# Named entity array mapped radix tree generator

Prior to `v3.0.0` we've used simple pre-generated [trie data structure](https://en.wikipedia.org/wiki/Trie)
for [named character reference](https://html.spec.whatwg.org/multipage/syntax.html#named-character-references) consumption
in tokenizer. This approach suffered from huge constant memory consumption: the in-memory size of the structure was ~8.5Mb.
This new approach reduces the size of the character reference data to ~250Kb and maintains performance that is close
to trie structure.

## Radix tree
Trie was replaced with [radix tree](https://en.wikipedia.org/wiki/Radix_tree). Unlike trie, which contains
only *nodes*, radix tree contains *nodes* and *edges*. If subsequent nodes contains only one branch they can be combined into single
edge.

E.g. for words `test`, `tester` and `testing` we'll have trie (legend: `[a, ...]` - node, `<abc>` - edge, `*` - data):
```
              [t]
               |
              [e]
               |
              [s]
               |
              [t]
               |
           [e, i, *]
           /   |
         [r]  [n]
          |    |
         [*]  [g]
               |
              [*]
```

with radix tree we can reduce it to:
```
        <test>
          |
      [e, i, *]
      /   |
    <r>  <ng>
     |     |
    [*]   [*]
```

This approach has two advantages:
- it significantly reduces number of nodes, and thus memory allocated for data strucure;
- edge can be represented by simple array.

## Mapping radix tree to array

We've significantly reduced the size of the tree. However, since we need to allocate an object for each node and array for
each edge, it still consumes a lot of memory.
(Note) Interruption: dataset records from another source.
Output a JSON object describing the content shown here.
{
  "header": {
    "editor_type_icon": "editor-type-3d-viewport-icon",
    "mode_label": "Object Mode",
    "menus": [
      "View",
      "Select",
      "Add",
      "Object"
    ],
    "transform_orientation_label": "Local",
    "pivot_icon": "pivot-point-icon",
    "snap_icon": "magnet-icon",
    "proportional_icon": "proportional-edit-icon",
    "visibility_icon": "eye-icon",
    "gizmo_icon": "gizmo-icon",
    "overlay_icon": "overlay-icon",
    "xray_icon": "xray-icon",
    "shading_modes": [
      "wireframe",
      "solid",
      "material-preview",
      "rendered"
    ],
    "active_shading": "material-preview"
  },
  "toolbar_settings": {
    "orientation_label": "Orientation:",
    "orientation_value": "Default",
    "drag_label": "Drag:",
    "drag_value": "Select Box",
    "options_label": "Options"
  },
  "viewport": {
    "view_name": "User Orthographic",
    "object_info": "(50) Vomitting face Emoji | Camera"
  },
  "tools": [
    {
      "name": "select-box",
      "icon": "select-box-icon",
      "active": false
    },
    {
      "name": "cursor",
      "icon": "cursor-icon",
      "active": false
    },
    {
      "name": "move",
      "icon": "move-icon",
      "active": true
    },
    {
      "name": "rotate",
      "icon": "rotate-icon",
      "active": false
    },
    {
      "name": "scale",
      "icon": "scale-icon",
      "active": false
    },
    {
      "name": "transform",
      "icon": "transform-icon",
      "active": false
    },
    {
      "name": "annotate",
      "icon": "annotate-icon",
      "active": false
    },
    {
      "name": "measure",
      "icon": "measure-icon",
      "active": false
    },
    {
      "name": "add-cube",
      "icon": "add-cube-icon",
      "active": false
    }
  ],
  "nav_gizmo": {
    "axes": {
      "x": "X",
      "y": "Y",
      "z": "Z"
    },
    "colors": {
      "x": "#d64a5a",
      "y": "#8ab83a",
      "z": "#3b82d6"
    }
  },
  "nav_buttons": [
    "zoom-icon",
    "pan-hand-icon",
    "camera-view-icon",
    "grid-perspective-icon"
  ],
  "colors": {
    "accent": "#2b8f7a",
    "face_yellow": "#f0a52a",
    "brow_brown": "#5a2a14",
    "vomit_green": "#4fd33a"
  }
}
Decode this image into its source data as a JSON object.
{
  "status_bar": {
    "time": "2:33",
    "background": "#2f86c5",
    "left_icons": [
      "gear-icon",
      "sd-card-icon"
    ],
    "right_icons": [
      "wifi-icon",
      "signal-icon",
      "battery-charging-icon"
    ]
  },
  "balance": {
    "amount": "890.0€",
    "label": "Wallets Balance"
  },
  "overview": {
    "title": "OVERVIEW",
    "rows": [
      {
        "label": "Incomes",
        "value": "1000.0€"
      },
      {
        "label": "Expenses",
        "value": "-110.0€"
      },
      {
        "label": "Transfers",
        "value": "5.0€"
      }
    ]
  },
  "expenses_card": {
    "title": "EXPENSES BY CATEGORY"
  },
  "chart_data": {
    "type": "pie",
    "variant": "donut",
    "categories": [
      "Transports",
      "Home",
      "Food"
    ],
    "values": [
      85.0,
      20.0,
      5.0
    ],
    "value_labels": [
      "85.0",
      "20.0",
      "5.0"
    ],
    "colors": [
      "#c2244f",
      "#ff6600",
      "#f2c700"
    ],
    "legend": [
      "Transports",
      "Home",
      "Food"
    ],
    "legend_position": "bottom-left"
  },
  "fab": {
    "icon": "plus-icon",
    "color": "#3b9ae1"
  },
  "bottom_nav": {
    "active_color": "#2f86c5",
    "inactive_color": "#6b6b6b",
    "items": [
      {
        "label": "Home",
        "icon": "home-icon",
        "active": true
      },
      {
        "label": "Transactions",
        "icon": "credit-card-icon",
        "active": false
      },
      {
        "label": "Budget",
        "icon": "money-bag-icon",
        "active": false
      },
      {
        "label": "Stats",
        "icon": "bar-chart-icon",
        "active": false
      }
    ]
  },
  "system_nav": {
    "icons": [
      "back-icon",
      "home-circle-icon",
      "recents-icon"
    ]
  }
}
Therefore, we map our tree to array, so we'll end up with just a single object.
From my experiments it's appeared that it's possible to map this tree to `Uint16Array`, since we don't have indices and
code points which are more than `MAX_UINT16` (which is `0xFFFF`). The only exception here is [surrogate pairs](https://en.wikipedia.org/wiki/UTF-16#U.2B10000_to_U.2B10FFFF)
which appear in named character reference results, but they can be decoupled to two `uint16` code points. The advantage
of typed arrays is what they obviously consume less memory and extremely fast to traverse.

Since edges are already arrays, we write them to array as is.

### Mapping nodes

#### Node header
Node may contain `1` or `2` bytes of data and/or branch data. Branch data is represented by dictionary, keys of
dictionary are code points and the values are references to the next node or edge. Since edges represented as raw arrays
of code points, we need marker which will tell traversing algorithm that it sought a node. Character reference names contains only
ASCII alpha characters and semicolon. So, any value less than `59` (semicolon code point) will work for us. The naive
approach is to use, e.g. `0` as the node marker, followed by number of data bytes, followed by data, and then followed by number of branches:
```
| 0 | 2 | 8847, 824 | 5 | ... |
 \    \    \          \   \
  \    \    \          \   branch data
   \    \    \          number of branches
    \    \    data code points
     \    number of data code points
      node marker
```

We can improve this structure by using binary flags to encode information about branch into marker. We have three flags:
- `HAS_DATA_FLAG` - node has data;
- `DATA_DUPLET_FLAG` - node has 2 bytes of data;
- `HAS_BRANCHES_FLAG` - node has branches.

With flags we can omit some parts of the node structure, thus reducing the in-memory size of the node.

#### Branch data

Branch data is represented by two arrays, following one after another. First array contains sorted transition code points,
and the second one - corresponding next edge/node indices. Traversing algorithm reads number of branches in node header
and then performs binary search for the matching code point. When matching code point found, next node/edge index can be
obtained on offset which is equal to the number of branches in the node. Binary search can look like a step back compared
to previous approach where branch lookup was implemented as dictionary lookup which is `O(1)`. However, since character
reference names consists of ASCII alpha characters and semicolon we have `log(26*2+1) ≈ 6` iterations of search loop
in worst case. Iteration other the typed array is extremely fast, so performance doesn't degrade here.